Character variety and typography 
Neo allows the writing of virtually all languages with Latin-based alphabet, in particular because of  the dead keys and additional Compose combinations, of which Neo brings many of its own. The dead keys are located at the top left and right and allow combining the following characters with the corresponding diacritic when hitting the key.

Thus, not only grave, acute and circumflex, but also many other diacritics such as the ring, breve and macron are possible, including the novel dead button "turning" ↻ , for example, from the sign a one can create an ɐ.  Together with the fifth level, Neo can be used to create Greek as well as international phonetic alphabet symbols.  Nevertheless Neo is clearly designed for the German language; for others a change in programming is necessary.

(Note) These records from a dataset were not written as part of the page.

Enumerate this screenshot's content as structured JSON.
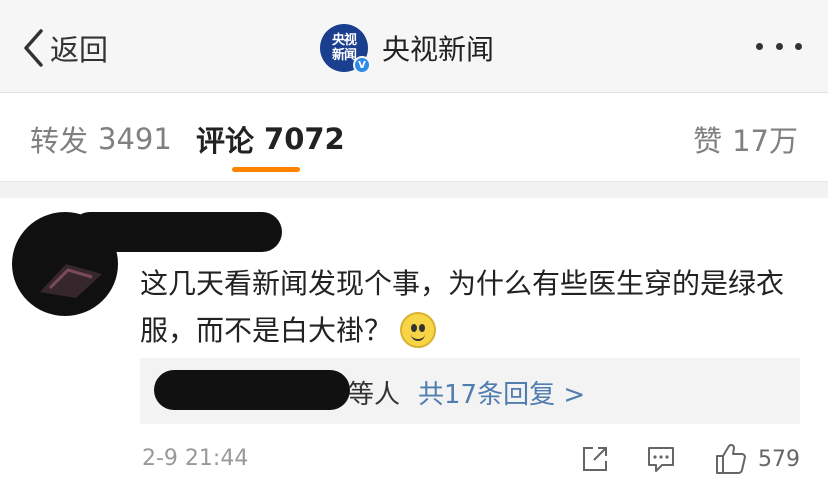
{
  "navbar": {
    "back_label": "返回",
    "channel_name": "央视新闻",
    "logo_text": "央视新闻",
    "verified_badge": "V",
    "icons": {
      "back": "chevron-left-icon",
      "more": "more-dots-icon"
    }
  },
  "tabs": {
    "repost": {
      "label": "转发",
      "count": "3491"
    },
    "comment": {
      "label": "评论",
      "count": "7072"
    },
    "likes": {
      "label": "赞",
      "count": "17万"
    },
    "accent_color": "#ff8200"
  },
  "comment": {
    "text": "这几天看新闻发现个事，为什么有些医生穿的是绿衣服，而不是白大褂？",
    "emoji": "smile-emoji",
    "replies": {
      "suffix": "等人",
      "link": "共17条回复 >"
    },
    "timestamp": "2-9 21:44",
    "like_count": "579",
    "icons": [
      "share-icon",
      "comment-icon",
      "thumbs-up-icon"
    ]
  },
  "colors": {
    "link": "#507daf",
    "secondary_text": "#999999",
    "verified": "#2f8ae5"
  }
}
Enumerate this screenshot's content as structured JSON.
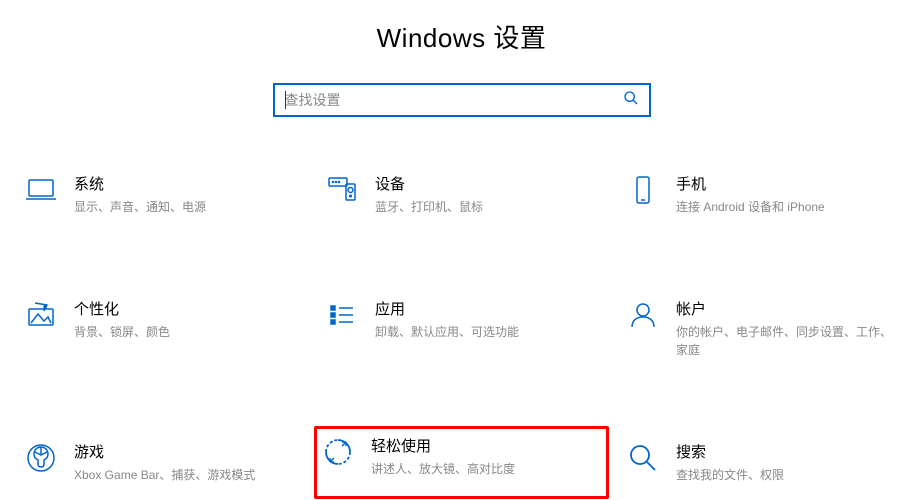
{
  "header": {
    "title": "Windows 设置"
  },
  "search": {
    "placeholder": "查找设置"
  },
  "categories": [
    {
      "icon": "laptop-icon",
      "title": "系统",
      "desc": "显示、声音、通知、电源"
    },
    {
      "icon": "devices-icon",
      "title": "设备",
      "desc": "蓝牙、打印机、鼠标"
    },
    {
      "icon": "phone-icon",
      "title": "手机",
      "desc": "连接 Android 设备和 iPhone"
    },
    {
      "icon": "personalization-icon",
      "title": "个性化",
      "desc": "背景、锁屏、颜色"
    },
    {
      "icon": "apps-icon",
      "title": "应用",
      "desc": "卸载、默认应用、可选功能"
    },
    {
      "icon": "accounts-icon",
      "title": "帐户",
      "desc": "你的帐户、电子邮件、同步设置、工作、家庭"
    },
    {
      "icon": "gaming-icon",
      "title": "游戏",
      "desc": "Xbox Game Bar、捕获、游戏模式"
    },
    {
      "icon": "ease-of-access-icon",
      "title": "轻松使用",
      "desc": "讲述人、放大镜、高对比度",
      "highlighted": true
    },
    {
      "icon": "search-category-icon",
      "title": "搜索",
      "desc": "查找我的文件、权限"
    }
  ]
}
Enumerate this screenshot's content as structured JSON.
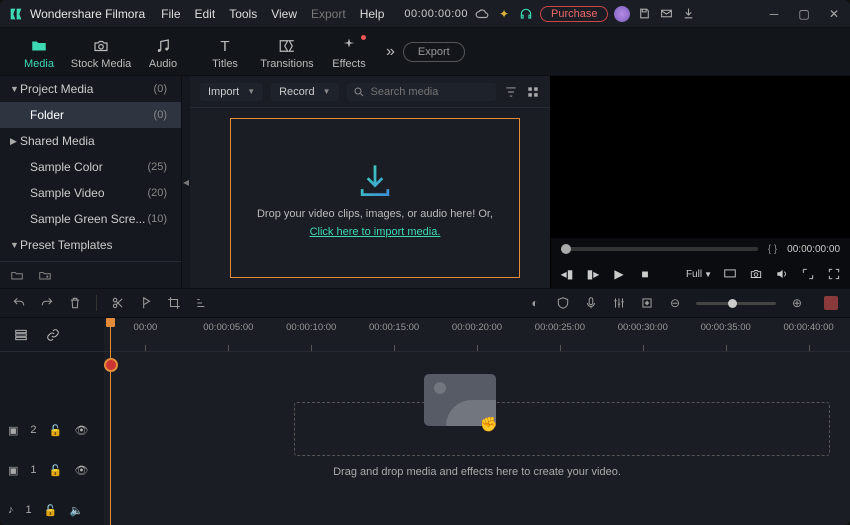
{
  "title": "Wondershare Filmora",
  "menu": [
    "File",
    "Edit",
    "Tools",
    "View",
    "Export",
    "Help"
  ],
  "titlebar_timecode": "00:00:00:00",
  "purchase_label": "Purchase",
  "tabs": [
    {
      "label": "Media",
      "active": true
    },
    {
      "label": "Stock Media"
    },
    {
      "label": "Audio"
    },
    {
      "label": "Titles"
    },
    {
      "label": "Transitions"
    },
    {
      "label": "Effects",
      "notify": true
    }
  ],
  "export_label": "Export",
  "sidebar": {
    "items": [
      {
        "label": "Project Media",
        "count": "(0)",
        "parent": true,
        "open": true
      },
      {
        "label": "Folder",
        "count": "(0)",
        "sub": true,
        "sel": true
      },
      {
        "label": "Shared Media",
        "parent": true,
        "open": false
      },
      {
        "label": "Sample Color",
        "count": "(25)",
        "sub": true
      },
      {
        "label": "Sample Video",
        "count": "(20)",
        "sub": true
      },
      {
        "label": "Sample Green Scre...",
        "count": "(10)",
        "sub": true
      },
      {
        "label": "Preset Templates",
        "parent": true,
        "open": true
      }
    ]
  },
  "media_toolbar": {
    "import_label": "Import",
    "record_label": "Record",
    "search_placeholder": "Search media"
  },
  "dropzone": {
    "line1": "Drop your video clips, images, or audio here! Or,",
    "link": "Click here to import media."
  },
  "preview": {
    "dur_braces": "{        }",
    "timecode": "00:00:00:00",
    "full_label": "Full"
  },
  "ruler": [
    "00:00",
    "00:00:05:00",
    "00:00:10:00",
    "00:00:15:00",
    "00:00:20:00",
    "00:00:25:00",
    "00:00:30:00",
    "00:00:35:00",
    "00:00:40:00"
  ],
  "tracks": [
    {
      "label": "2",
      "type": "video"
    },
    {
      "label": "1",
      "type": "video"
    },
    {
      "label": "1",
      "type": "audio"
    }
  ],
  "timeline_hint": "Drag and drop media and effects here to create your video."
}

Furthermore, meaningful Unicode characters were placed on the keyboard for which otherwise a character table would have to suffice, or which would otherwise not be so easy to achieve.  These characters include the common quotes ("..."), the dash (-), the real apostrophe (') and the chevrons commonly used in books and newspapers (« »).  In addition, the Capital ẞ, standardized in June 2008, is also available.

Mathematics and special characters 
On the levels five and six one reaches the Greek letters and numerous characters required for the formula theorem, for example symbols for sets (  ,  , ∩ , ∪ , ⊂ ), logic ( ¬ , ∨ , ∧ , ⇔ ), derivatives ( ∂ , ∇ ), and many more.  By means of the Compose key, for example, the sequence Compose + = + ⊂ can be used to generate the subset symbol, ⊆ ', which also contains the equality.

In addition, the following characters are available with the keyboard layout: biological characters ( ♀ , ♂ , ⚥ ), arrows (↦, ←), physical constants ( ℏ ) and graphic symbols (✔, ✘, ☺).

Genesis 
The initial version 1 was introduced in 2004 by Hanno Behrens on the mailing list of the de ergo keyboard.  The name Neo is a recursive acronym and originally stood for NEO Ergonomic Oops , so "NEO", later the interpretation was set to Neo ergonomically optimized .

Considered were experiences of the Dvorak keyboard layout (around 1932), the ergonomic layout of Helmut Meier (1954) and some later investigations as well as attempts to have an ideal occupancy calculated by algorithms alone.  Instead of treading only a purely mathematical or purely experimental way, as is the case with previous ergonomic layouts, Neo takes both findings into account and combines these with consideration of the ergonomics and the quickly memorable arrangement of the keys.  Thus, Neo relies on the one hand on statistical surveys, in particular the distribution of letters in German and other languages, and on the other hand on studies on ergonomics by Walter Rohmert, the MARSAN Institute (1979) or Malt (1977).

In 2005, Neo 1.1 started thinking about how to arrange the keys that are often needed when programming.  In it are brackets and special characters on the main field with the help of the key Mod3 , which corresponds to the Qwerty caps lock key and the # button and the button Mod4 , which under QWERTY the key Alt Gr and the key < corresponds to reach.

Neo 2 
Release 2, released on March 29, 2010, introduces these changes:

 In the main level, the keys X, J and Q were swapped cyclically.  The X was placed on the left hand so that the frequently used key combinations ,  and  for the commands "Cut", "Copy" and "Paste" are on one hand.  [7]
 The special character level 3 has been completely reworked, as the corresponding shift keys are more accessible.
 The higher levels 4-6 were introduced.

Platforms 
Since late 2006, Neo has been included in Linux as a variant of the German keyboard layout for the X Window System X.Org in all current distributions.

Drivers are downloadable on the project page for common platforms, including Linux, Windows, Mac OS, BSD and Solaris. In addition, free learning software is available for Linux, Windows and Mac OS. The neo-learning software is an official part of the KTouch project.

Under ChromeOS, Neo can be found in the German language settings.

Google's Gboard Keyboard for Android supports Neo2.